A resourceful researcher, Daisy, has disappeared. No-one has seen her for days, she hasn’t been in contact with the librarians, no-one knows what she was working on – only that it seemed significant, even dangerous enough, for it to be kept secret. There might, however, be clues among the books that Daisy was reading. And when – courtesy of a worried librarian (a convincingly concerned Rosalind Sydney) – we are invited to investigate ... well, who doesn’t love a mystery, where there are codes to break and clues to find?

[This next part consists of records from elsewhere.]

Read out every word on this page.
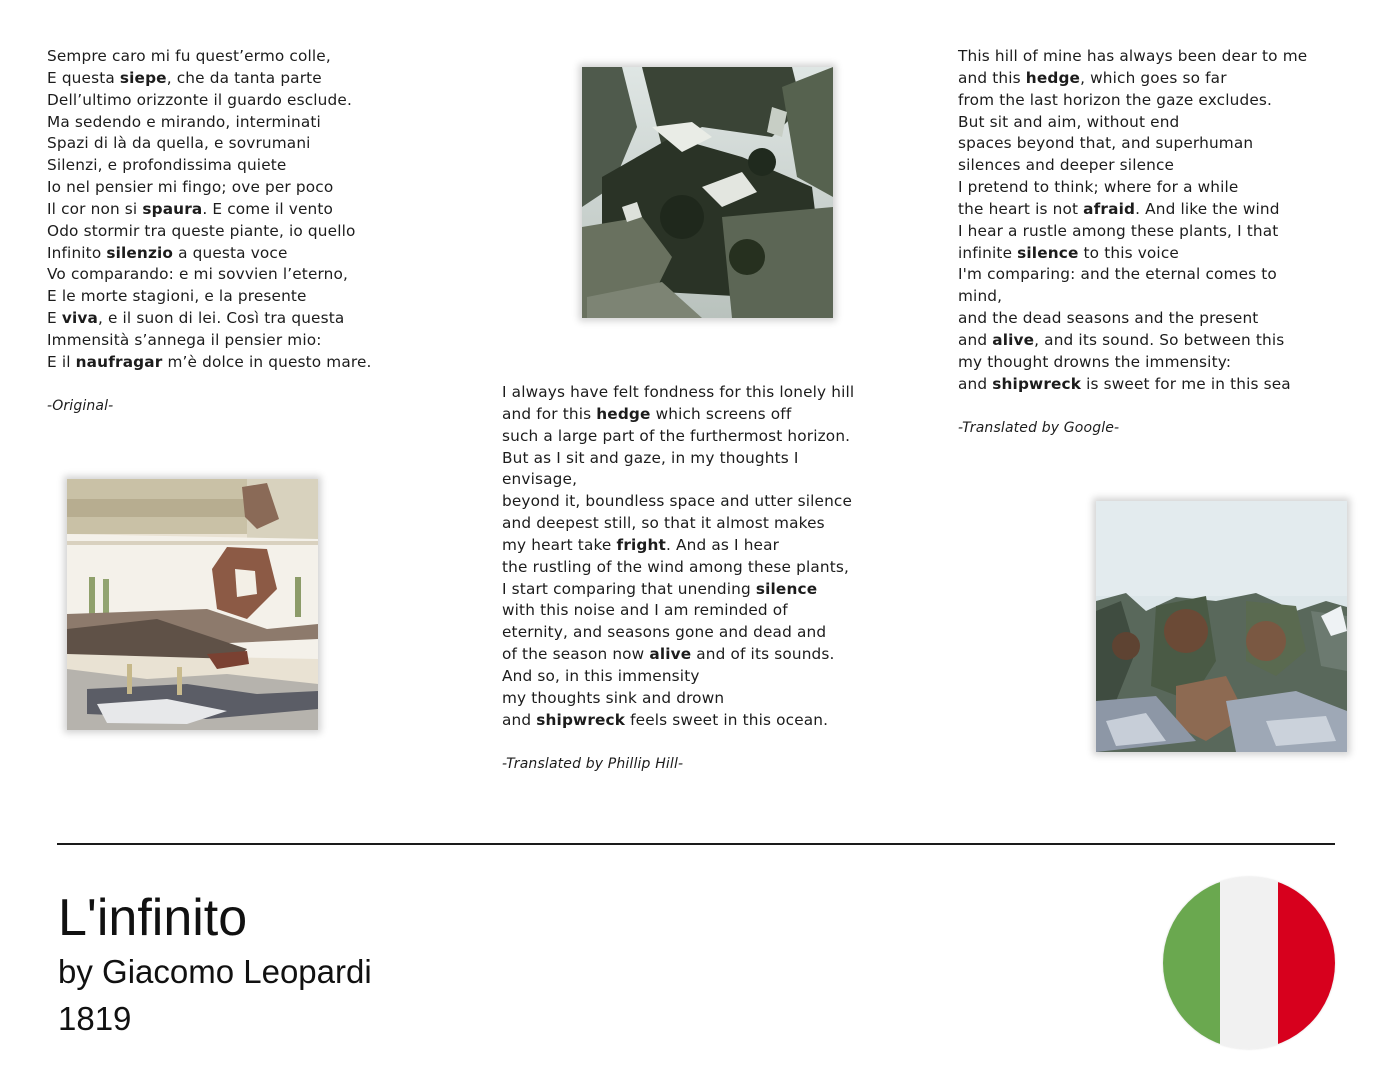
Sempre caro mi fu quest’ermo colle,
E questa siepe, che da tanta parte
Dell’ultimo orizzonte il guardo esclude.
Ma sedendo e mirando, interminati
Spazi di là da quella, e sovrumani
Silenzi, e profondissima quiete
Io nel pensier mi fingo; ove per poco
Il cor non si spaura. E come il vento
Odo stormir tra queste piante, io quello
Infinito silenzio a questa voce
Vo comparando: e mi sovvien l’eterno,
E le morte stagioni, e la presente
E viva, e il suon di lei. Così tra questa
Immensità s’annega il pensier mio:
E il naufragar m’è dolce in questo mare.
-Original-
I always have felt fondness for this lonely hill
and for this hedge which screens off
such a large part of the furthermost horizon.
But as I sit and gaze, in my thoughts I
envisage,
beyond it, boundless space and utter silence
and deepest still, so that it almost makes
my heart take fright. And as I hear
the rustling of the wind among these plants,
I start comparing that unending silence
with this noise and I am reminded of
eternity, and seasons gone and dead and
of the season now alive and of its sounds.
And so, in this immensity
my thoughts sink and drown
and shipwreck feels sweet in this ocean.
-Translated by Phillip Hill-
This hill of mine has always been dear to me
and this hedge, which goes so far
from the last horizon the gaze excludes.
But sit and aim, without end
spaces beyond that, and superhuman
silences and deeper silence
I pretend to think; where for a while
the heart is not afraid. And like the wind
I hear a rustle among these plants, I that
infinite silence to this voice
I'm comparing: and the eternal comes to
mind,
and the dead seasons and the present
and alive, and its sound. So between this
my thought drowns the immensity:
and shipwreck is sweet for me in this sea
-Translated by Google-
L'infinito
by Giacomo Leopardi
1819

The answers lie on the library’s shelves: schools groups used to web searches on tablets or smart-phones have, in Hidden, to rely on the old technologies of pen and paper and the printed page. First up, cryptic messages have to be decoded. They refer to specific books: find those, and more clues lurk in the passages that Daisy highlighted in green ink. Certain names, and themes, leap out from works of both fact and fiction, often with Daisy’s comments scrawled in the margins. Something, or some-one, was making her afraid – not just for herself, but for all of mankind. Would the future be a safe place? Were our freedoms under threat? Who could we trust? Why was the librarian asking us to share our discoveries with her, and upload them to the computer in the corner? Should we? It’s utterly absorbing, clever fun, albeit with a serious message: whatever technology you turn to, folks – stay alert, stay inquisitive.